As many as 2.4 million of these workers have yet to return to the labor market, estimates Heidi Shierholz of the Economic Policy Institute. As those workers start searching for jobs, the unemployment rate is likely to tick higher. 

In April, 805,000 “missing workers” re-joined the labor pool, causing the unemployment rate to jump to 9.9 percent even as the economy created jobs.

Economists think that trend could build in the coming months. 

There’s little doubt the economy is emerging from the “Great Recession” of 2007-08. 

April’s jobs report marked the best unemployment figures in four years, as the economy added 290,000 jobs. Updated figures for the two previous months also showed job growth; in March, the economy added more than 200,000 jobs, meaning the economy has now posted two consecutive months of large gains. 

“The amount of recruiting activity on our sites has gone up dramatically,” said Scot Melland, CEO of Dice Holdings, which runs several websites that post job listings and help recruiters meet prospective employees. 

The number of job listings on the Dice Holdings technology and engineering sites were up 40 percent on May 1, 2010, from May 1, 2009, Melland said.

He also noted the surge in the hiring of temporary-services workers during the past seven months. Generally, after six months of gains in temporary help, businesses begin to hire full-timers, Melland said. 

Still, it’s unclear if the strong growth in March and April will continue. 

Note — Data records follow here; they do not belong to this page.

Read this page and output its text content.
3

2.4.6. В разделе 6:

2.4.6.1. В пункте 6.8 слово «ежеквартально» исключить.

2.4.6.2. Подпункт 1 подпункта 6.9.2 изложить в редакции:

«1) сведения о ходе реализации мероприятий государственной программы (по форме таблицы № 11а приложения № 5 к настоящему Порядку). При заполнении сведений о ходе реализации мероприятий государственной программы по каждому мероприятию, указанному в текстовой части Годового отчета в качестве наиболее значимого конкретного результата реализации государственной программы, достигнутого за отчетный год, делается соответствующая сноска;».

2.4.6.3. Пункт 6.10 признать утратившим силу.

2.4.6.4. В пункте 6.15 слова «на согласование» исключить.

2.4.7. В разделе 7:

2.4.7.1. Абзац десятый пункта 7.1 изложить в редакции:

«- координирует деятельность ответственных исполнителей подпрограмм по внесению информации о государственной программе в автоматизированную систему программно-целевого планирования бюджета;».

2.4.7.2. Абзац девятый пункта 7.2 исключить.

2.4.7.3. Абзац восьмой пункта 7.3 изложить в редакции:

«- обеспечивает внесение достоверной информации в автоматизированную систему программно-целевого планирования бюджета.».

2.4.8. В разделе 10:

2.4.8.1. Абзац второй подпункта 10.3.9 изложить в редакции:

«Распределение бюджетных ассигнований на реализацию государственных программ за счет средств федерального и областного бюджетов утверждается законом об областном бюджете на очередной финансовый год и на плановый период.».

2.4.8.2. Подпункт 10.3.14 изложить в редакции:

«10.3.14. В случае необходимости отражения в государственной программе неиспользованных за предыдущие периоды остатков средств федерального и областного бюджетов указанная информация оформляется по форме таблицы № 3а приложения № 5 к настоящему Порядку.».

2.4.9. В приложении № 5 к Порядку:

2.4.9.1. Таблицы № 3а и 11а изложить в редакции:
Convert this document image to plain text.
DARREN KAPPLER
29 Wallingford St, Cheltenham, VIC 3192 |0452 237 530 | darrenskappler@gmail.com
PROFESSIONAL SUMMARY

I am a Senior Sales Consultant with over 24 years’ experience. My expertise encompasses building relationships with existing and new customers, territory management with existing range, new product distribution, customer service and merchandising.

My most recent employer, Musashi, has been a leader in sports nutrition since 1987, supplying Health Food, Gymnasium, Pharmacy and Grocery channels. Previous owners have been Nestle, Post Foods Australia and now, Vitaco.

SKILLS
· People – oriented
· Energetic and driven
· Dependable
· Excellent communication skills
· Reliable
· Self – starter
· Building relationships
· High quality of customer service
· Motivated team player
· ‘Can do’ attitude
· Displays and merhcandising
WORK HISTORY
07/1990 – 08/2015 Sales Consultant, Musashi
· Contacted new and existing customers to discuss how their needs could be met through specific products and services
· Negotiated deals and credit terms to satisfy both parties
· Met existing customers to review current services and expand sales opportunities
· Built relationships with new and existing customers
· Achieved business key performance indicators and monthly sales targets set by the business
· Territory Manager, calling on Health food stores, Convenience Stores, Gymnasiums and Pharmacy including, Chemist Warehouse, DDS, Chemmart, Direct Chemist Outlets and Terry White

Zandi, who offered advice to Congress on the stimulus, is suspicious of those figures. 

Other economic indicators, including the Institute for Supply Management’s recent non-manufacturing survey, suggest underlying private-sector job growth is closer to 100,000 per month than 200,000 per month, he said.

It’s difficult to estimate how many jobs the economy will need to create on a monthly basis to meet the demand of those workers since it is unclear when they will return to the workforce. 

Shierholz said the economy needs to create about 100,000 jobs every month to keep the unemployment rate stable. That growth is necessary to provide jobs to new entrants to the work pool. 

“Given the backlog, we’ll need hundreds of thousands more than that” every month to meet the incoming demand, she said. 

If the economy continued to see 800,000 workers returning to the labor pool every month, it would need to create around that many jobs to keep pace. 

But workers aren’t expected to keep returning at that level, Shierholz said.

A big question for Democrats is whether the stimulus measures taken during the past two years will spark more hiring. 

Zandi said the peak employment for last year’s stimulus will occur in the fourth quarter of 2010, meaning Democrats could still get a hand from a measure sure to be a political issue in districts across the country. 

Additional stimulus approved this year could forward the peak employment impact of all of the stimulus measures to the first quarter of 2011, Zandi said. 

In March, President Barack Obama signed legislation that created a tax credit for companies that hire new workers. The credit gives qualifying employers a 6.2 percent payroll tax credit on wages paid to workers hired between March 18 and the end of the year. 

In addition, employers might claim a business tax credit of up to $1,000 per worker for every new employee retained for a year.

But it’s unclear how much of an impact this legislation is having on actual hiring by businesses.